3. Evaluation Methodology and Metrics

KOR-Bench assesses models under rigorous conditions designed to prevent information leakage from pretraining. The primary metric is task accuracy, reflecting the proportion of correctly solved instances under the newly specified rules.

Experiments demonstrate that specialized models—O1-Preview (72.88% accuracy) and O1-Mini (70.16% accuracy)—substantially outperform strong general LLMs such as Claude-3.5-Sonnet (58.96%) and GPT-4o (58.00%). This comparative performance highlights the effectiveness of KOR-Bench in differentiating true reasoning adaptability instead of pattern-matching proficiency.

Further analyses include:

  • Bottleneck identification: Cipher tasks, especially those requiring spatial encoding or indexing, show the greatest performance gaps.
  • Sample complexity: Zero-shot settings result in pronounced error rates, while providing three-shot context with only questions markedly enhances reasoning accuracy.
  • Ablation studies: Downsampling the dataset or modifying prompt complexity helps trace the limits of rule induction capacities.

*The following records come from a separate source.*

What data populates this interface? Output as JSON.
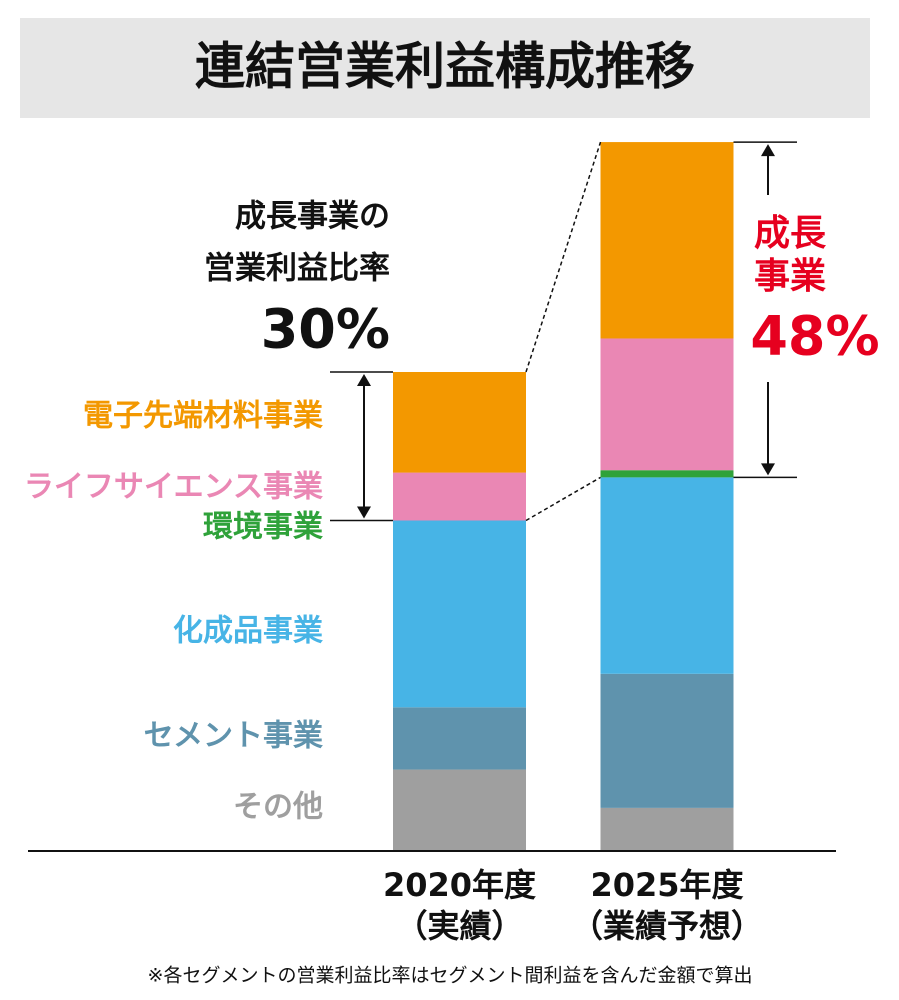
{
  "chart_data": {
    "type": "stacked_bar",
    "title": "連結営業利益構成推移",
    "categories": [
      "2020年度",
      "2025年度"
    ],
    "category_notes": [
      "（実績）",
      "（業績予想）"
    ],
    "series": [
      {
        "name": "その他",
        "color": "#9f9f9f",
        "values": [
          17,
          9
        ]
      },
      {
        "name": "セメント事業",
        "color": "#5f93ad",
        "values": [
          13,
          28
        ]
      },
      {
        "name": "化成品事業",
        "color": "#47b4e6",
        "values": [
          39,
          41
        ]
      },
      {
        "name": "環境事業",
        "color": "#2fa23a",
        "values": [
          0,
          1.5
        ]
      },
      {
        "name": "ライフサイエンス事業",
        "color": "#ea87b4",
        "values": [
          10,
          27.5
        ]
      },
      {
        "name": "電子先端材料事業",
        "color": "#f39800",
        "values": [
          21,
          41
        ]
      }
    ],
    "ylim": [
      0,
      150
    ],
    "annotations": {
      "left": [
        "成長事業の",
        "営業利益比率",
        "30%"
      ],
      "right": [
        "成長",
        "事業",
        "48%"
      ]
    },
    "footnote": "※各セグメントの営業利益比率はセグメント間利益を含んだ金額で算出"
  }
}
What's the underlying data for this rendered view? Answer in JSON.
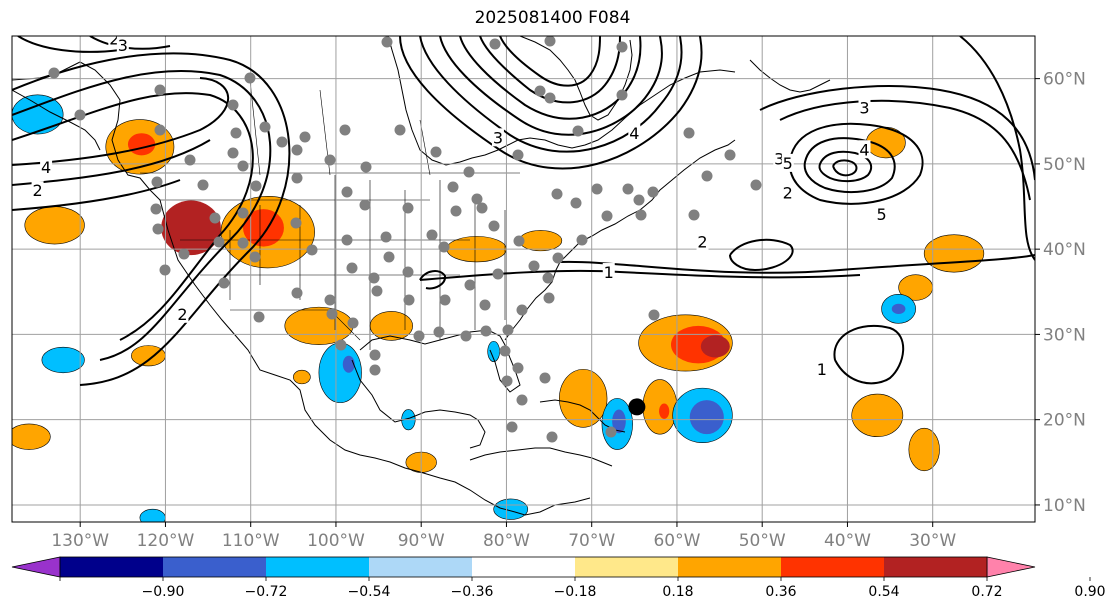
{
  "title": "2025081400 F084",
  "map": {
    "lat_labels": [
      "60°N",
      "50°N",
      "40°N",
      "30°N",
      "20°N",
      "10°N"
    ],
    "lat_values": [
      60,
      50,
      40,
      30,
      20,
      10
    ],
    "lon_labels": [
      "130°W",
      "120°W",
      "110°W",
      "100°W",
      "90°W",
      "80°W",
      "70°W",
      "60°W",
      "50°W",
      "40°W",
      "30°W"
    ],
    "lon_values": [
      -130,
      -120,
      -110,
      -100,
      -90,
      -80,
      -70,
      -60,
      -50,
      -40,
      -30
    ],
    "extent": {
      "lon_min": -138,
      "lon_max": -18,
      "lat_min": 8,
      "lat_max": 65
    },
    "station_marker": {
      "lon": -64.7,
      "lat": 21.5
    },
    "contour_labels": [
      {
        "text": "1",
        "lon": -68,
        "lat": 37.2
      },
      {
        "text": "1",
        "lon": -43,
        "lat": 25.8
      },
      {
        "text": "2",
        "lon": -57,
        "lat": 40.8
      },
      {
        "text": "2",
        "lon": -47,
        "lat": 46.5
      },
      {
        "text": "2",
        "lon": -135,
        "lat": 46.8
      },
      {
        "text": "2",
        "lon": -126,
        "lat": 64.6
      },
      {
        "text": "2",
        "lon": -118,
        "lat": 32.3
      },
      {
        "text": "3",
        "lon": -125,
        "lat": 63.8
      },
      {
        "text": "3",
        "lon": -81,
        "lat": 53
      },
      {
        "text": "3",
        "lon": -48,
        "lat": 50.5
      },
      {
        "text": "3",
        "lon": -38,
        "lat": 56.5
      },
      {
        "text": "4",
        "lon": -134,
        "lat": 49.5
      },
      {
        "text": "4",
        "lon": -65,
        "lat": 53.5
      },
      {
        "text": "4",
        "lon": -38,
        "lat": 51.6
      },
      {
        "text": "5",
        "lon": -47,
        "lat": 50
      },
      {
        "text": "5",
        "lon": -36,
        "lat": 44
      }
    ]
  },
  "colorbar": {
    "tick_labels": [
      "−0.90",
      "−0.72",
      "−0.54",
      "−0.36",
      "−0.18",
      "0.18",
      "0.36",
      "0.54",
      "0.72",
      "0.90"
    ],
    "boundaries": [
      -0.9,
      -0.72,
      -0.54,
      -0.36,
      -0.18,
      0.18,
      0.36,
      0.54,
      0.72,
      0.9
    ],
    "under_color": "#9932cc",
    "over_color": "#ff82ab",
    "colors": [
      "#00008b",
      "#3a5fcd",
      "#00bfff",
      "#add8f7",
      "#ffffff",
      "#ffe88a",
      "#ffa500",
      "#ff3300",
      "#b22222"
    ]
  },
  "shading": {
    "positive": [
      {
        "lon": -117,
        "lat": 42.5,
        "rx": 3.5,
        "ry": 3.2,
        "level": 3
      },
      {
        "lon": -108,
        "lat": 42,
        "rx": 5.5,
        "ry": 4.2,
        "level": 1
      },
      {
        "lon": -108.5,
        "lat": 42.5,
        "rx": 2.4,
        "ry": 2.2,
        "level": 2
      },
      {
        "lon": -123,
        "lat": 52,
        "rx": 4,
        "ry": 3.2,
        "level": 1
      },
      {
        "lon": -122.8,
        "lat": 52.3,
        "rx": 1.6,
        "ry": 1.3,
        "level": 2
      },
      {
        "lon": -133,
        "lat": 42.8,
        "rx": 3.5,
        "ry": 2.2,
        "level": 1
      },
      {
        "lon": -102,
        "lat": 31,
        "rx": 4,
        "ry": 2.2,
        "level": 1
      },
      {
        "lon": -93.5,
        "lat": 31,
        "rx": 2.5,
        "ry": 1.7,
        "level": 1
      },
      {
        "lon": -83.5,
        "lat": 40,
        "rx": 3.5,
        "ry": 1.5,
        "level": 1
      },
      {
        "lon": -76,
        "lat": 41,
        "rx": 2.5,
        "ry": 1.2,
        "level": 1
      },
      {
        "lon": -59,
        "lat": 29,
        "rx": 5.5,
        "ry": 3.3,
        "level": 1
      },
      {
        "lon": -57.5,
        "lat": 28.8,
        "rx": 3.2,
        "ry": 2.2,
        "level": 2
      },
      {
        "lon": -55.5,
        "lat": 28.6,
        "rx": 1.7,
        "ry": 1.3,
        "level": 3
      },
      {
        "lon": -71,
        "lat": 22.5,
        "rx": 2.8,
        "ry": 3.4,
        "level": 1
      },
      {
        "lon": -62,
        "lat": 21.5,
        "rx": 2,
        "ry": 3.2,
        "level": 1
      },
      {
        "lon": -61.5,
        "lat": 21,
        "rx": 0.6,
        "ry": 0.9,
        "level": 2
      },
      {
        "lon": -36.5,
        "lat": 20.5,
        "rx": 3,
        "ry": 2.5,
        "level": 1
      },
      {
        "lon": -35.5,
        "lat": 52.5,
        "rx": 2.3,
        "ry": 1.8,
        "level": 1
      },
      {
        "lon": -27.5,
        "lat": 39.5,
        "rx": 3.5,
        "ry": 2.2,
        "level": 1
      },
      {
        "lon": -32,
        "lat": 35.5,
        "rx": 2,
        "ry": 1.5,
        "level": 1
      },
      {
        "lon": -31,
        "lat": 16.5,
        "rx": 1.8,
        "ry": 2.5,
        "level": 1
      },
      {
        "lon": -136,
        "lat": 18,
        "rx": 2.5,
        "ry": 1.5,
        "level": 1
      },
      {
        "lon": -122,
        "lat": 27.5,
        "rx": 2,
        "ry": 1.2,
        "level": 1
      },
      {
        "lon": -90,
        "lat": 15,
        "rx": 1.8,
        "ry": 1.2,
        "level": 1
      },
      {
        "lon": -104,
        "lat": 25,
        "rx": 1,
        "ry": 0.8,
        "level": 1
      }
    ],
    "negative": [
      {
        "lon": -135,
        "lat": 55.8,
        "rx": 3,
        "ry": 2.3,
        "level": 1
      },
      {
        "lon": -132,
        "lat": 27,
        "rx": 2.5,
        "ry": 1.5,
        "level": 1
      },
      {
        "lon": -99.5,
        "lat": 25.5,
        "rx": 2.5,
        "ry": 3.5,
        "level": 1
      },
      {
        "lon": -98.5,
        "lat": 26.5,
        "rx": 0.7,
        "ry": 1,
        "level": 2
      },
      {
        "lon": -67,
        "lat": 19.5,
        "rx": 1.8,
        "ry": 3,
        "level": 1
      },
      {
        "lon": -66.8,
        "lat": 19.8,
        "rx": 0.8,
        "ry": 1.4,
        "level": 2
      },
      {
        "lon": -57,
        "lat": 20.5,
        "rx": 3.5,
        "ry": 3.2,
        "level": 1
      },
      {
        "lon": -56.5,
        "lat": 20.3,
        "rx": 2,
        "ry": 2,
        "level": 2
      },
      {
        "lon": -34,
        "lat": 33,
        "rx": 2,
        "ry": 1.7,
        "level": 1
      },
      {
        "lon": -34,
        "lat": 33,
        "rx": 0.8,
        "ry": 0.6,
        "level": 2
      },
      {
        "lon": -79.5,
        "lat": 9.5,
        "rx": 2,
        "ry": 1.2,
        "level": 1
      },
      {
        "lon": -121.5,
        "lat": 8.5,
        "rx": 1.5,
        "ry": 1,
        "level": 1
      },
      {
        "lon": -91.5,
        "lat": 20,
        "rx": 0.8,
        "ry": 1.2,
        "level": 1
      },
      {
        "lon": -81.5,
        "lat": 28,
        "rx": 0.7,
        "ry": 1.2,
        "level": 1
      }
    ]
  }
}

4. Analysis of Reasoning Strategies

KOR-Bench integrates advanced experimental methodologies for dissecting model reasoning:

  • Stepwise Prompting: Tasks are decomposed into sub-steps, enabling granular observation of intermediate inference and error correction. In Cipher tasks, iterative “self-correction” via two rounds of stepwise prompting yields the optimal performance, demonstrating the utility of explicit scaffolding in complex rule applications.
  • Trick Injection in Puzzles: Employing strategic guidance ("Tricks") at critical junctures in puzzle tasks can simplify solution trajectories and improve end-to-end task accuracy.
  • Rule-Focused Attention Visualization: Attention mapping across input rules vs. other components reveals which task elements attract the model’s primary focus during reasoning, elucidating the sources of correct and erroneous solutions.

5. Correlation, Dataset Composition, and Scaling

Correlation analyses show that variation in dataset size and question complexity directly impacts benchmark outcomes. Tasks with more intricate rule definitions or larger input spaces present steeper learning curves, emphasizing the limits of sample efficiency and adaptation in LLMs. Zero-shot vs. few-shot experiments illustrate that models benefit disproportionately from even sparse contextual exposures, suggesting strong reliance on example-based abstraction rather than true zero-shot reasoning.

Ablation across datasets and benchmarking correlations further indicate that performance on KOR-Bench has minimal alignment with benchmarks that have overlapping knowledge components, confirming its orthogonality with respect to pretraining content.

6. Prospects for Multimodal and Advanced Extensions

The architectural framework of KOR-Bench allows for continuous dataset augmentation, parameterized variations of rule structures, and the integration of visual domains. The paper explicitly advocates for future development of multimodal versions—enabling simultaneous evaluation of rule induction and reasoning across modalities—in order to holistically assess next-generation LLM reasoning capabilities.

KOR-Bench thereby serves as both a robust instrument for dissecting reasoning skill independent of knowledge, and a methodological foundation for probing the boundaries of dynamic rule generalization in artificial intelligence research.